Bagi Indonesia, Belt and Road Initiative China tak melulu soal rugi
Pada 24 hingga 26 April 2019, Presiden Xi Jinping menjamu sekitar 5.000 delegasi dari seluruh dunia dalam KTT kedua Belt and Road Initiative (BRI) di Beijing, China.
Dilansir dari Bloomberg, berbeda dengan KTT pertama pada 2017, dalam forum BRI kali ini, China lebih fokus mengatasi kritik internasional atas inisiatif masifnya itu.
Pasalnya, inisiatif tersebut telah menjadi kontroversi karena sejumlah negara mitra mengeluhkan tingginya biaya yang diperlukan bagi proyek infrastruktur.
Al Jazeera melaporkan bahwa Beijing berulang kali menegaskan hanya memiliki niat baik dan tidak berusaha menjerumuskan pihak mana pun dalam jebakan utang. Oleh sebab itu, mereka menggunakan KTT tersebut untuk meninjau ulang kebijakan yang sudah ada dan mengatasi persoalan yang dihadapi.
Dalam KTT terakhir, Xi menegaskan China bersedia mengambil langkah-langkah untuk memastikan tidak ada korupsi yang menodai proyek BRI.
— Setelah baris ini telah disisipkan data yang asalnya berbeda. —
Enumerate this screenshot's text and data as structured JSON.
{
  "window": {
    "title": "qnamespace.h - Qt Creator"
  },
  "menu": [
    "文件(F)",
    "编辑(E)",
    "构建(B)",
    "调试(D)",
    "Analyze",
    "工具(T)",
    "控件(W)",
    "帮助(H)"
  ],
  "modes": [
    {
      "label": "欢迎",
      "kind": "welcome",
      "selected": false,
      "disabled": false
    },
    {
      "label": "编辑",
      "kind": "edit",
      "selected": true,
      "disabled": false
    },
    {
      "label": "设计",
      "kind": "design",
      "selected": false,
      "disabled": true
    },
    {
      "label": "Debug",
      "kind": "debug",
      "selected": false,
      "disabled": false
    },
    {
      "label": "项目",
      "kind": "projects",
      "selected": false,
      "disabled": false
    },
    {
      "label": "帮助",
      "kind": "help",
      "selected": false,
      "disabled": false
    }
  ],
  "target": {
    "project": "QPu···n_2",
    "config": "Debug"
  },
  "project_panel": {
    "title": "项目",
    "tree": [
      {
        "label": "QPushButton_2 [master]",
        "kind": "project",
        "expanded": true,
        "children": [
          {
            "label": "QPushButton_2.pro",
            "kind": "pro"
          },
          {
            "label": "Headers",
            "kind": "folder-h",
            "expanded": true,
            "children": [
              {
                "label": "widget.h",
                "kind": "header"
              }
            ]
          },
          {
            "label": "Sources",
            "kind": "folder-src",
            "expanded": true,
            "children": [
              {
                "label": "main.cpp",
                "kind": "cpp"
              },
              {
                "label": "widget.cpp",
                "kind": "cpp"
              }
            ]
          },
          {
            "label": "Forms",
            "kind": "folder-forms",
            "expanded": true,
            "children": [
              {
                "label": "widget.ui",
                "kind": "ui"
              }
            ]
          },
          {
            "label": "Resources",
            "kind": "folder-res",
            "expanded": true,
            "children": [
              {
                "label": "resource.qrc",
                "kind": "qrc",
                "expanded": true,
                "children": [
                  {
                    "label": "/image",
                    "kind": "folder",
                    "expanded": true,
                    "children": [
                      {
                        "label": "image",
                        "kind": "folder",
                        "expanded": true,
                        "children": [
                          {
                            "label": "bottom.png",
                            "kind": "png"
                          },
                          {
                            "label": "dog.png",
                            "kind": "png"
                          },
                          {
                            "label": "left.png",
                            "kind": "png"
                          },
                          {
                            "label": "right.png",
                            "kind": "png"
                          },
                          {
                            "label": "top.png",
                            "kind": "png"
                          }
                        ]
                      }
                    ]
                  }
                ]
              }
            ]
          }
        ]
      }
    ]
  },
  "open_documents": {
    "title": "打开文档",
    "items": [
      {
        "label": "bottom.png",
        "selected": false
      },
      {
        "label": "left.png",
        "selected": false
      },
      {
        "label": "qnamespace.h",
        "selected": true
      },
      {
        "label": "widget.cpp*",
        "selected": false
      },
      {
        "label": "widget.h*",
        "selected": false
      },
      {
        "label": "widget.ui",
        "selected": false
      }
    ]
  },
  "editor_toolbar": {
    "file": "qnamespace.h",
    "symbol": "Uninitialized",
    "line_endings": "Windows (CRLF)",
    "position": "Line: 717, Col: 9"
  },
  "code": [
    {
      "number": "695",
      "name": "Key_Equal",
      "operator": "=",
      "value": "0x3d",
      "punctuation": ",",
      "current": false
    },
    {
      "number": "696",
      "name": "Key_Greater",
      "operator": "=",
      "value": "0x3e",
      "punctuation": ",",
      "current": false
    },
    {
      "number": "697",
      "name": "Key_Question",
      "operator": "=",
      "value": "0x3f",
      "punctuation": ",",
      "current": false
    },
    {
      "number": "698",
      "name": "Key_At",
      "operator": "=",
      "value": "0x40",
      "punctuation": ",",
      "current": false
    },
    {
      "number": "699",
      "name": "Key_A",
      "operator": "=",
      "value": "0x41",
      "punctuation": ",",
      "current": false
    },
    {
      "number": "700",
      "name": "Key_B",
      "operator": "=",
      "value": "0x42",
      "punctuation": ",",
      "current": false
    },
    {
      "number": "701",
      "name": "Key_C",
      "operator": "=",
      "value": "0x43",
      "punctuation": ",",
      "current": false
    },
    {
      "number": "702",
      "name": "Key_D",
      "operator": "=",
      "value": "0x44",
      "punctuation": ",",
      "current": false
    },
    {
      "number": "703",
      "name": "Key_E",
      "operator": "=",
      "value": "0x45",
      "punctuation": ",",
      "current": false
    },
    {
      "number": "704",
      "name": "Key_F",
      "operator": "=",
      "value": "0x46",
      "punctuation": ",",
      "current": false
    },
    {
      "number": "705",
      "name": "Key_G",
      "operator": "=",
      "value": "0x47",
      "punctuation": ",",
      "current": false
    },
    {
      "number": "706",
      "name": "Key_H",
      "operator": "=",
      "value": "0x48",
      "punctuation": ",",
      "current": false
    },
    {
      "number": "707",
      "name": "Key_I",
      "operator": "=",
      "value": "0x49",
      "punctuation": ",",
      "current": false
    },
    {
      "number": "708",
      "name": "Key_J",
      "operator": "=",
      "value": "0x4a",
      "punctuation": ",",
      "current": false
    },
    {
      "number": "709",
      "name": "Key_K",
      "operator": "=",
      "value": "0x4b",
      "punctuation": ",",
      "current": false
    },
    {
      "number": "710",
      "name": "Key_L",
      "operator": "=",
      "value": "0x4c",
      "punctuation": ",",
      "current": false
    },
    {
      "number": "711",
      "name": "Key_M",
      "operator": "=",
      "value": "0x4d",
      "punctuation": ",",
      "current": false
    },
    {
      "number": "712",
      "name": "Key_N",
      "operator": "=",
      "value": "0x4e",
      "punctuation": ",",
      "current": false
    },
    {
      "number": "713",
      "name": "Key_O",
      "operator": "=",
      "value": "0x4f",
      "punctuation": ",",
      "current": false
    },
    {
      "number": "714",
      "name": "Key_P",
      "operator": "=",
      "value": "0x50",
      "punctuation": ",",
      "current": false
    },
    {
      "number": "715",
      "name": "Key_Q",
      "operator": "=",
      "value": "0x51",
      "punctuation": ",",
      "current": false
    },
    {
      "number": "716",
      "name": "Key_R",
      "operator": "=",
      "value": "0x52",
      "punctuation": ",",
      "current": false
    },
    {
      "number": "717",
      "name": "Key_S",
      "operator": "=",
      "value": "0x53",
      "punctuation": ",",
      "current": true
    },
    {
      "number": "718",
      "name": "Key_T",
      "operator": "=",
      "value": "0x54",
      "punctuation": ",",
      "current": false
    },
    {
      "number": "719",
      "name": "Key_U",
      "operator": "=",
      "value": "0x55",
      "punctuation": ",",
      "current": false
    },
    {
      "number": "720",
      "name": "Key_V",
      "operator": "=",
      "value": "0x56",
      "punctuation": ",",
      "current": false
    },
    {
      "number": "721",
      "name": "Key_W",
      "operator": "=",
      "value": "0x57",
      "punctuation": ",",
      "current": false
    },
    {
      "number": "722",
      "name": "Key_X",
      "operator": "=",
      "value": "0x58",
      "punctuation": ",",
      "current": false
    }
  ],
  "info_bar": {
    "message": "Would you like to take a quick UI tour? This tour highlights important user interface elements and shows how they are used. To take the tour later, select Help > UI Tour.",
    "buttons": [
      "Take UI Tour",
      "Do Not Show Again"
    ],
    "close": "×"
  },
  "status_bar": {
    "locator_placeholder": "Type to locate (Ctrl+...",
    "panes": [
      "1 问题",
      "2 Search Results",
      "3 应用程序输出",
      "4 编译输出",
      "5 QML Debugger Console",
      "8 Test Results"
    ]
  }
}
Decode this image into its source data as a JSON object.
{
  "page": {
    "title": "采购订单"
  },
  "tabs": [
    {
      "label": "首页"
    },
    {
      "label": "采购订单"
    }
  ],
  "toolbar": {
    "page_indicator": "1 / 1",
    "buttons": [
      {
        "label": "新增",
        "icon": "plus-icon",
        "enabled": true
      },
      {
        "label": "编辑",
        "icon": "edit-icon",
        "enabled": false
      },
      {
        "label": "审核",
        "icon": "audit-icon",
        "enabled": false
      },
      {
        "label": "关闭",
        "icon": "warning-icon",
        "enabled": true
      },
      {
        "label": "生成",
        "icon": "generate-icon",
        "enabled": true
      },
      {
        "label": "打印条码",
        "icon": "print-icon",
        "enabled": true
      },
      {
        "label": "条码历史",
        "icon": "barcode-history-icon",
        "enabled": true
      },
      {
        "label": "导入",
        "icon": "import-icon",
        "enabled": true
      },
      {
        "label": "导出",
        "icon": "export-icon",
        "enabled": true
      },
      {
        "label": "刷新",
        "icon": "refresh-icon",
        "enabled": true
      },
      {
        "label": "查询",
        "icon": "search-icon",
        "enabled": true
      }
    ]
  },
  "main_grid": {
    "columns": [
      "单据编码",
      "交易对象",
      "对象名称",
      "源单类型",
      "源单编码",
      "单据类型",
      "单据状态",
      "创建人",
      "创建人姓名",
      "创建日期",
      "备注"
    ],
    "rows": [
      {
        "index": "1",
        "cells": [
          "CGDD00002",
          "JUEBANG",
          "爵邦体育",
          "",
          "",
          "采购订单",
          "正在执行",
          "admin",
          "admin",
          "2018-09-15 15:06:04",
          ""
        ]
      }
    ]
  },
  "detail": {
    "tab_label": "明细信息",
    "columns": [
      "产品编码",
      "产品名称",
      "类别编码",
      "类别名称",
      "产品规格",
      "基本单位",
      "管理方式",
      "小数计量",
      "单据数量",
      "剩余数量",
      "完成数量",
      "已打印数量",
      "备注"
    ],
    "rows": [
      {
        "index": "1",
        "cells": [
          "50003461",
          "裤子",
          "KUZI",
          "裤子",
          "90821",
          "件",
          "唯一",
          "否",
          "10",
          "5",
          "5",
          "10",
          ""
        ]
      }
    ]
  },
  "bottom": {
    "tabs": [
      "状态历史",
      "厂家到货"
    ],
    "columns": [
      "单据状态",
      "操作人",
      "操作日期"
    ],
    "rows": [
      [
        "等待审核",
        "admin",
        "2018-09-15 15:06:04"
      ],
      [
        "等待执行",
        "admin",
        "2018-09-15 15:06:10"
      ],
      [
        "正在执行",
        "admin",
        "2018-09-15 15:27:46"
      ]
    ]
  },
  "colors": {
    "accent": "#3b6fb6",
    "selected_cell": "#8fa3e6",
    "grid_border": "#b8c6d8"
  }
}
"Segala sesuatu harus dilakukan secara transparan dan kita seharusnya tidak memiliki toleransi terhadap korupsi," tutur Xi dalam pidato pembukanya.
Xi meyakini bahwa BRI akan menguntungkan semua pihak yang terlibat, bukan hanya Tiongkok. Proyek tersebut, lanjutnya, tidak hanya melayani kepentingan China, tetapi juga meningkatkan kerja sama multilateralisme.
"BRI bukanlah klub eksklusif," kata dia seperti dikutip dari laporan South China Morning Post. "Inisiatif ini bertujuan untuk meningkatkan konektivitas dan kerja sama praktis dari negara-negara yang berpartisipasi ... Dan memberikan hasil win-win serta mewujudkan pembangunan bersama."
Selain itu, dalam pernyataan bersama (joint communique) di forum BRI, Xi berulang kali menyerukan penerapan standar berkualitas tinggi bagi proyek yang digarap di bawah inisiatif tersebut. Dokumen itu juga mendorong negara-negara maju untuk turut berinvestasi dalam proyek konektivitas bersama negara-negara berkembang.
Xi menuturkan bahwa China akan menegakkan prinsip-prinsip konsultasi, kontribusi dan manfaat bersama, menjaga komunikasi dan koordinasi yang erat, inklusif, serta transparansi dalam penerapan BRI.
Menurut laporan Asia Times, dalam pidato penutupan pada 26 April, Xi mengklaim bahwa lebih dari US$64 miliar nilai kesepakatan telah ditandangani selama KTT tersebut.
Dilansir dari situs resmi BRI, yidaiyilu.gov, per Maret 2019, China telah menandatangani 171 dokumen kerja sama BRI dengan 123 negara dan 29 organisasi internasional.
Situs itu menuturkan bahwa selama enam tahun terakhir, total volume perdagangan antara China dan negara-negara yang terlibat inisiatif BRI telah melebihi US$6 triliun.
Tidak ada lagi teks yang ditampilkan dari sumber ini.